I know that $\log_e b$ is transcendental for some algebraic $b$.
Is there any results about the irrationality/transcedence of numbers of the form $\log_a b$ where $a$ is integer and $b$ is integer/rational/algebraic etc.
Or anything close to this.
Edit: If we choose an even $a$ and an odd $b$ we need to show that exists integers $p,q$ such that $a^p=b^q$ which is not possible, the same with both even numbers. And odd numbers eg. $\log_3 5 = p/q \implies 3^p = 5^q$ and we need to show that there is no integers $p,q$ that satifies this equality.
From this post we can apply the same argument to show that $\log$ of even base and odd argument (and vice-versa) are transcedental.
As I mentioned in my comment, you have enough information in the edits you've made to answer this.
Specifically, for integers $a,b \geq 2,$ the assumption that $\log_ab$ is rational implies there are positive integers $p,q$ such that $a^p = b^q,$ so the prime factorizations of $a$ and $b$ must have the same primes, e.g. $$ a = p_1^{k_1} p_2^{k_2}\cdots p_n^{k_n} \\ b = p_1^{m_1} p_2^{m_2} \cdots p_n^{m_n}$$ where $k_i, m_i > 0$ for all $i$ and also $$\frac{m_1}{k_1} = \frac{m_2}{k_2} = \cdots = \frac{m_n}{k_n}$$ which provides a test for whether $\log_ab$ is rational or irrational.
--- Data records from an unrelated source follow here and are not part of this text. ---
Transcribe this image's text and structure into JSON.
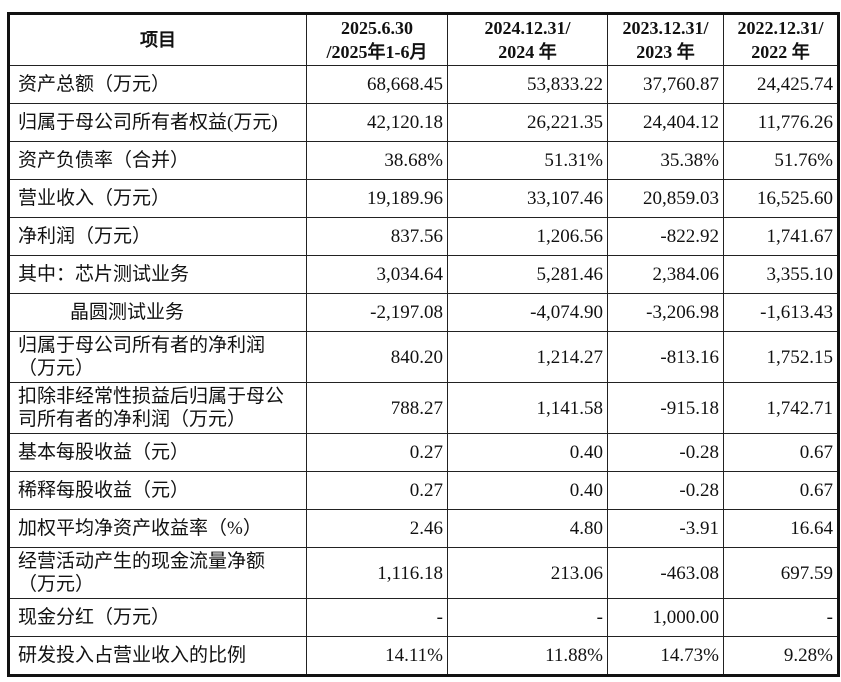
{
  "table": {
    "headers": [
      [
        "项目"
      ],
      [
        "2025.6.30",
        "/2025年1-6月"
      ],
      [
        "2024.12.31/",
        "2024 年"
      ],
      [
        "2023.12.31/",
        "2023 年"
      ],
      [
        "2022.12.31/",
        "2022 年"
      ]
    ],
    "rows": [
      {
        "label": "资产总额（万元）",
        "values": [
          "68,668.45",
          "53,833.22",
          "37,760.87",
          "24,425.74"
        ]
      },
      {
        "label": "归属于母公司所有者权益(万元)",
        "values": [
          "42,120.18",
          "26,221.35",
          "24,404.12",
          "11,776.26"
        ]
      },
      {
        "label": "资产负债率（合并）",
        "values": [
          "38.68%",
          "51.31%",
          "35.38%",
          "51.76%"
        ]
      },
      {
        "label": "营业收入（万元）",
        "values": [
          "19,189.96",
          "33,107.46",
          "20,859.03",
          "16,525.60"
        ]
      },
      {
        "label": "净利润（万元）",
        "values": [
          "837.56",
          "1,206.56",
          "-822.92",
          "1,741.67"
        ]
      },
      {
        "label": "其中：芯片测试业务",
        "values": [
          "3,034.64",
          "5,281.46",
          "2,384.06",
          "3,355.10"
        ]
      },
      {
        "label": "晶圆测试业务",
        "values": [
          "-2,197.08",
          "-4,074.90",
          "-3,206.98",
          "-1,613.43"
        ]
      },
      {
        "label": "归属于母公司所有者的净利润（万元）",
        "values": [
          "840.20",
          "1,214.27",
          "-813.16",
          "1,752.15"
        ]
      },
      {
        "label": "扣除非经常性损益后归属于母公司所有者的净利润（万元）",
        "values": [
          "788.27",
          "1,141.58",
          "-915.18",
          "1,742.71"
        ]
      },
      {
        "label": "基本每股收益（元）",
        "values": [
          "0.27",
          "0.40",
          "-0.28",
          "0.67"
        ]
      },
      {
        "label": "稀释每股收益（元）",
        "values": [
          "0.27",
          "0.40",
          "-0.28",
          "0.67"
        ]
      },
      {
        "label": "加权平均净资产收益率（%）",
        "values": [
          "2.46",
          "4.80",
          "-3.91",
          "16.64"
        ]
      },
      {
        "label": "经营活动产生的现金流量净额（万元）",
        "values": [
          "1,116.18",
          "213.06",
          "-463.08",
          "697.59"
        ]
      },
      {
        "label": "现金分红（万元）",
        "values": [
          "-",
          "-",
          "1,000.00",
          "-"
        ]
      },
      {
        "label": "研发投入占营业收入的比例",
        "values": [
          "14.11%",
          "11.88%",
          "14.73%",
          "9.28%"
        ]
      }
    ]
  }
}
If it fails this test, then $\log_ab$ is necessarily irrational and then [by Gelfond-Schneider] it must be transcendental.
[As a sidenote: Note that your comment about $a$ being even and $b > 1$ odd (or vice versa) is just an example in which $2$ appears in the prime factorization of one of the numbers and not the other, so it fails in the first step]
Similarly, if we keep $a \geq 2$ an integer and let $b$ be an algebraic number which is not $a^r$ for any rational number (of which there are many), then $\log_ab$ is once again irrational and therefore transcendental by Gelfond-Schneider.